I handed my packet to the rider. He introduced himself as Jason Hill and handed me a card. He’s on a sponsored two-year ride from Prudhoe Bay to Tierra del Fuego, in support of Covenant House Alaska, a haven for homeless and runaway teens.

I met Jason Hill atop Atigun Pass. We shared some beef jerky and stories. He had flown into Deadhorse with his bike and is pedaling from there to Tierra del Fuego over the next two years. This project is in support of Covenant House Alaska, for homeless and runaway youth.

We stood in the cold wind, talking and comparing stories, gear and machines. Next to my overburdened bike, his looked like a statement in simplicity. Jason had many suggestions of places for me to stop as I head south to Anchorage, Seward, Homer and Valdez. Many have to do with beer, one of his passions.

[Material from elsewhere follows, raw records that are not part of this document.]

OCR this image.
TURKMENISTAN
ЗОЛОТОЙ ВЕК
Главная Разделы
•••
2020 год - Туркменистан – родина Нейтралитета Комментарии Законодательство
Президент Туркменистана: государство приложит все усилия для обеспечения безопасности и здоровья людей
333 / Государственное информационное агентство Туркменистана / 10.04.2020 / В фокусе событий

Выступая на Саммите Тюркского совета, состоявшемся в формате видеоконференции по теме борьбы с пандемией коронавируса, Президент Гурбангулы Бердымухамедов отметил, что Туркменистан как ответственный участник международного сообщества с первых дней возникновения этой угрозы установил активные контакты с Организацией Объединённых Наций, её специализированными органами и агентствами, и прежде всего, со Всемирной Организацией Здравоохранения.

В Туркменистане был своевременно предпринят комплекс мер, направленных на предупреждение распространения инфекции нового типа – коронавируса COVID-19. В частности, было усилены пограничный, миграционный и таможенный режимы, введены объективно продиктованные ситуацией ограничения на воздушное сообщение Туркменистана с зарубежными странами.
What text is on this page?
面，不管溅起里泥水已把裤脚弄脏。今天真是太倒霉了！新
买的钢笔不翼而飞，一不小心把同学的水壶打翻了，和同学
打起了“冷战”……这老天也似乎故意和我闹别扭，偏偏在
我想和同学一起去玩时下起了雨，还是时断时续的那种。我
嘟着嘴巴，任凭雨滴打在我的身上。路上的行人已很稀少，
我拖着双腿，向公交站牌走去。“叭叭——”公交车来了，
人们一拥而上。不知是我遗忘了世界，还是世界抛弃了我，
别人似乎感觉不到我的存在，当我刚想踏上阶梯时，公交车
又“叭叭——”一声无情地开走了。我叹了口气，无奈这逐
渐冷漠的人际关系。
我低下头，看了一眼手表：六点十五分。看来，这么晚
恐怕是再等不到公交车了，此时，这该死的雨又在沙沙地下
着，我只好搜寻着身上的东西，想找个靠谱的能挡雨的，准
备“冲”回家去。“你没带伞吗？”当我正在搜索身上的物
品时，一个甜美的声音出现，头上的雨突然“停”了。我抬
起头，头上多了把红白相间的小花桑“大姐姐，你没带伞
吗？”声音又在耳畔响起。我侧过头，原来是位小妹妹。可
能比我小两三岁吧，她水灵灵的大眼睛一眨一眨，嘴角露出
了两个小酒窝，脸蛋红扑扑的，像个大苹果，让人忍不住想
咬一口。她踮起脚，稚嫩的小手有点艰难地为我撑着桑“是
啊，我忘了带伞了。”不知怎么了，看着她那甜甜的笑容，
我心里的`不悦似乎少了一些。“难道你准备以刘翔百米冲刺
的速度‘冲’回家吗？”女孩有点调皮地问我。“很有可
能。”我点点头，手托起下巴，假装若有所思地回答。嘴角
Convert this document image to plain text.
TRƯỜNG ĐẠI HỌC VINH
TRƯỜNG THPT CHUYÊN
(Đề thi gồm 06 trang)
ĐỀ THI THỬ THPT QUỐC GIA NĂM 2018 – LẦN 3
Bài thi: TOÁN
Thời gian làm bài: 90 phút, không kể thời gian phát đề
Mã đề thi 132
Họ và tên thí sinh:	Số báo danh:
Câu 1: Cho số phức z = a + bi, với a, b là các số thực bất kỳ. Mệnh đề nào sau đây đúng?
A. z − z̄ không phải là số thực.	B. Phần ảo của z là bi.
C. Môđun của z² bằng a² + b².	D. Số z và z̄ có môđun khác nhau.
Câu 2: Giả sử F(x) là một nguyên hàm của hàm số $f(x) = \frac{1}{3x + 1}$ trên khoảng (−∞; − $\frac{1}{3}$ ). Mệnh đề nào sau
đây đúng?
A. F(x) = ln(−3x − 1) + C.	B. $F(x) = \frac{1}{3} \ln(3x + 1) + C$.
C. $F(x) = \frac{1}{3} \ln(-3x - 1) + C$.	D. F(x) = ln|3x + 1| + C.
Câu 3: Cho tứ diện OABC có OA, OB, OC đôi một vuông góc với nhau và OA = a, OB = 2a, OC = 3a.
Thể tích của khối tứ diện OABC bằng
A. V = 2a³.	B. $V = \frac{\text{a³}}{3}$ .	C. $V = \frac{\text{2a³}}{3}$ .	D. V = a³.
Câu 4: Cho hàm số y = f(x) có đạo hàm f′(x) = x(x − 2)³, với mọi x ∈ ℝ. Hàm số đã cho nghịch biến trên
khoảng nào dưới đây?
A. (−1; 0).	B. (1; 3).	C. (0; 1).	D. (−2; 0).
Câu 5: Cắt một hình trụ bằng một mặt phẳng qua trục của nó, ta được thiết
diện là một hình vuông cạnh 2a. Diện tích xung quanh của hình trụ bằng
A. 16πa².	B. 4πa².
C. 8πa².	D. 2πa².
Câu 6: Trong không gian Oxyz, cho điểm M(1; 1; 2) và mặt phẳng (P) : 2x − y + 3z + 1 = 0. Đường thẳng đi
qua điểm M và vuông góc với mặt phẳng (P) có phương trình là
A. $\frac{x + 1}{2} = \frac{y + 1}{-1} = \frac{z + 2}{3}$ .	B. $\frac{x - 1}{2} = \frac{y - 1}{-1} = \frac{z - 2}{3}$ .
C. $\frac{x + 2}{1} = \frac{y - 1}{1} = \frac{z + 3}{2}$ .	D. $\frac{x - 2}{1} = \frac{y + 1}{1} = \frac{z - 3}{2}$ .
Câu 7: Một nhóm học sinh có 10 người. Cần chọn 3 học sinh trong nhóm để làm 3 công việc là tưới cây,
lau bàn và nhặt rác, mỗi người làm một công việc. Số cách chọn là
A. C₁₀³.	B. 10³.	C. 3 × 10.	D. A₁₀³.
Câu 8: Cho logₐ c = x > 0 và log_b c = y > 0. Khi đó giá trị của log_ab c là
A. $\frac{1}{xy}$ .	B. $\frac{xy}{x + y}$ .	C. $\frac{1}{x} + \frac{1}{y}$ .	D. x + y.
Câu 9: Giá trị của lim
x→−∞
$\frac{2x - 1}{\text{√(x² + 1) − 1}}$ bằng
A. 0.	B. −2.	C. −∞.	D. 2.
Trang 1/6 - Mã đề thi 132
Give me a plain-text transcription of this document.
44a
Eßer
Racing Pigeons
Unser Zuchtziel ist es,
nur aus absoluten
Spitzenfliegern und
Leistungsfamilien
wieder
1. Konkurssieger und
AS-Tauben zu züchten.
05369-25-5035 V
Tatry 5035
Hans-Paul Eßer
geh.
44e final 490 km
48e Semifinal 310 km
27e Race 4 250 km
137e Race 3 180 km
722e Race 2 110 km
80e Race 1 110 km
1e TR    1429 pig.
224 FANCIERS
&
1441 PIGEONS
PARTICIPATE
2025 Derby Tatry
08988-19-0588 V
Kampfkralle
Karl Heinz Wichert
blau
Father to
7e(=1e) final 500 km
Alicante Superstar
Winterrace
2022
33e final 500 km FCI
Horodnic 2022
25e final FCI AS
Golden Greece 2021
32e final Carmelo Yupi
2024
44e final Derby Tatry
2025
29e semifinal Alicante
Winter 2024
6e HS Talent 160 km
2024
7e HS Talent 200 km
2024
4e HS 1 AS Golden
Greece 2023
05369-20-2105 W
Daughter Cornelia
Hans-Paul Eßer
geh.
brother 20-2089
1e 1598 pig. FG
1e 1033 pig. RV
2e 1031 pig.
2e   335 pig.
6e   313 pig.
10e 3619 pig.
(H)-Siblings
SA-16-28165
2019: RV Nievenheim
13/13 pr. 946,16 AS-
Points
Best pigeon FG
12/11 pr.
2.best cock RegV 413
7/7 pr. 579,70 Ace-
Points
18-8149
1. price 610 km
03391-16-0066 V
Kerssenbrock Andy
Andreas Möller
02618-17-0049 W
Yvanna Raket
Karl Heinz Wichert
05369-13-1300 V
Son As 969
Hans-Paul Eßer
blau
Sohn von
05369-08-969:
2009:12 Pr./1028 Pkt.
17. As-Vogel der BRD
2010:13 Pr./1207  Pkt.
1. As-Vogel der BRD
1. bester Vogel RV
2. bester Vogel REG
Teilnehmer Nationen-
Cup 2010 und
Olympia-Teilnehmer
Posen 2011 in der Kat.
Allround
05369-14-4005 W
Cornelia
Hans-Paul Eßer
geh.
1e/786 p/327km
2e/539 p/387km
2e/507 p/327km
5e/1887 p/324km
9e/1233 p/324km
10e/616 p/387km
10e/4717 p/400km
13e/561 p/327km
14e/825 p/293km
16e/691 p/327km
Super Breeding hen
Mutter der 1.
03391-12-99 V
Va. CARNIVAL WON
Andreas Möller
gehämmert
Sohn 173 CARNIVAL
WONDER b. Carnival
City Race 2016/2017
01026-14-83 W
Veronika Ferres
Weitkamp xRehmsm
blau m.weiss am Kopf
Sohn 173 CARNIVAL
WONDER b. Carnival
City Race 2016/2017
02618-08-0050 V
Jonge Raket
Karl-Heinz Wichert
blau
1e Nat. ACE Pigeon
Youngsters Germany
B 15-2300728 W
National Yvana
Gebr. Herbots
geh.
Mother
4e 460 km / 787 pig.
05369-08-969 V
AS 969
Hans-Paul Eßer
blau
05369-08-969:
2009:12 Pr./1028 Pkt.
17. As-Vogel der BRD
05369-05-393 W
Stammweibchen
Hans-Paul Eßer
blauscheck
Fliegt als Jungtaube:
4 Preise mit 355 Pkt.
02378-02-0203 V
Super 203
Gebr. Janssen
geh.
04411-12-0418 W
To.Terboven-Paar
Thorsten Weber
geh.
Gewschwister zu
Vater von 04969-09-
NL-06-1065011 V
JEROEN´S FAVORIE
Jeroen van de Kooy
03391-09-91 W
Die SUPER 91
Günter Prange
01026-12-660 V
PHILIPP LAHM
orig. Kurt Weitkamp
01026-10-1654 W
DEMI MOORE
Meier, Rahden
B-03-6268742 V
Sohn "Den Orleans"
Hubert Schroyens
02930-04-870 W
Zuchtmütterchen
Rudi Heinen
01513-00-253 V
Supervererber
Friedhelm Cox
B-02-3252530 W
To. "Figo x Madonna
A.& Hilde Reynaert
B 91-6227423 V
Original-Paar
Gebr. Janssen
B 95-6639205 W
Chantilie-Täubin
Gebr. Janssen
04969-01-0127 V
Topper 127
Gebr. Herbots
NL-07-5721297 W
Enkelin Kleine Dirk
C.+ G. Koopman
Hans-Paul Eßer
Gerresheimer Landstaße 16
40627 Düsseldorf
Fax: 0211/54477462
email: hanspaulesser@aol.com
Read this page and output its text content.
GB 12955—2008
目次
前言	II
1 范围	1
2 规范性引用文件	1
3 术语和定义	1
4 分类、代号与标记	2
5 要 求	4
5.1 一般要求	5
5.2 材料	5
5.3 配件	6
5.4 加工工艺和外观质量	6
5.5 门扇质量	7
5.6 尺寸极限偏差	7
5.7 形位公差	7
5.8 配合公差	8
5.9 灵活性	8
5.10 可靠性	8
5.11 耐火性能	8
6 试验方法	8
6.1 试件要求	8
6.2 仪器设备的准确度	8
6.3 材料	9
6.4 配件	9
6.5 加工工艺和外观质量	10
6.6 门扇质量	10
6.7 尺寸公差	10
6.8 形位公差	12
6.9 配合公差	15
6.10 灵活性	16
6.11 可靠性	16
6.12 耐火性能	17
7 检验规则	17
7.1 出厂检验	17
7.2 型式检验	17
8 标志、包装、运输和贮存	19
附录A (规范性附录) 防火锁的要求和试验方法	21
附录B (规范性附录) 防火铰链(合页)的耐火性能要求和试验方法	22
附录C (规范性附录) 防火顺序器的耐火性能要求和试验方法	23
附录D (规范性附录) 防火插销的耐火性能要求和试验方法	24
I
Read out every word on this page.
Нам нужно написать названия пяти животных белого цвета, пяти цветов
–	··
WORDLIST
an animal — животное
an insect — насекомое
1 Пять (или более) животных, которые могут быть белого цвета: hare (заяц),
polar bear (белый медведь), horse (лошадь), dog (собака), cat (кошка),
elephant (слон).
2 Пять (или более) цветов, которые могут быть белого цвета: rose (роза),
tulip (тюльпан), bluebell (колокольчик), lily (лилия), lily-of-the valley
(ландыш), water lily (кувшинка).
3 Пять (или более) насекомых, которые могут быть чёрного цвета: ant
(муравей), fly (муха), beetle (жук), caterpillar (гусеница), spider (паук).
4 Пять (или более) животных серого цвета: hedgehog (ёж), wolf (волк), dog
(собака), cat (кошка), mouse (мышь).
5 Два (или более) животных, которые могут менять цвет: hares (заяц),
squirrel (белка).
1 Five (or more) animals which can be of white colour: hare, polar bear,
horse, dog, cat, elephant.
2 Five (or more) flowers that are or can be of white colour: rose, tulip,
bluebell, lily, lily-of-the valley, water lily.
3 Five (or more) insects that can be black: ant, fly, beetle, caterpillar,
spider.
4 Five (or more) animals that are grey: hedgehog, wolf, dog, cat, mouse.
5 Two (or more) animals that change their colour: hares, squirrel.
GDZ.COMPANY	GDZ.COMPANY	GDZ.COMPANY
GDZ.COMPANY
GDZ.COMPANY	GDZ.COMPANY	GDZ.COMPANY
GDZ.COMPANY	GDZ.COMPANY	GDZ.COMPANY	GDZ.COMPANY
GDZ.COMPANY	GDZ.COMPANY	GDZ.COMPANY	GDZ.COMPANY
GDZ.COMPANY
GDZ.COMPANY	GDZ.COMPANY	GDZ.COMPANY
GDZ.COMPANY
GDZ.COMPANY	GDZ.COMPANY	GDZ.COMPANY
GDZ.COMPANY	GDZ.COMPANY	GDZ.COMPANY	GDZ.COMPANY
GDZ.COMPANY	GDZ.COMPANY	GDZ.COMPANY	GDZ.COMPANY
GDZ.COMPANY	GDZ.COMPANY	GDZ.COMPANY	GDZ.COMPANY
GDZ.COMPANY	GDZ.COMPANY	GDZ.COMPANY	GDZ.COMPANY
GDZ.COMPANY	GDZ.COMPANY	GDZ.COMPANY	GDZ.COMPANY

He was soaked in sweat, which is dangerous under cold conditions. “Time to head for warmth,” I said. “You wanna race?”

The list of names Jason gave me:

Midnight Sun Brewery
Bear's Tooth
Moose's Tooth
Simon Sieford's
Double Musky in Girdwood for best steak

I intend to check out a few of these.

Coming down the south face of the pass, the temperature warmed immediately and the landscape changed from shades of brown, gray and sage to rich greens. The road seemed much more benign than it had just a few days earlier. “So what’s the big deal?” I was becoming comfortable. Only a few patches rekindled the anxiety that was so prevalent on the ride north. Out of habit now, I just remained standing for most of the remaining stretch into Coldfoot.

Arriving at Coldfoot Camp, I was now a “veteran”, with the worst (at least, of this leg) behind me. Karen’s familiar face greeted me. It was past the bar’s midnight closing, but she brought me a beer. Out on the deck, I found my Oregonian buddies. They had rolled in 45 minutes earlier (in their big diesel truck.) Ordered a fish sandwich and “kicked back” exchanging tales of the road. They finally headed off to camp, as it was past 1:00 a.m.

Backtracked a few miles to Marion Creek Campground, where I was met by a horde of mosquitoes. I was the only camper tonight. Chose a site with a wooden tent platform, a welcome refinement over the common crushed rock campsites. Raced the mosquitoes to my tent.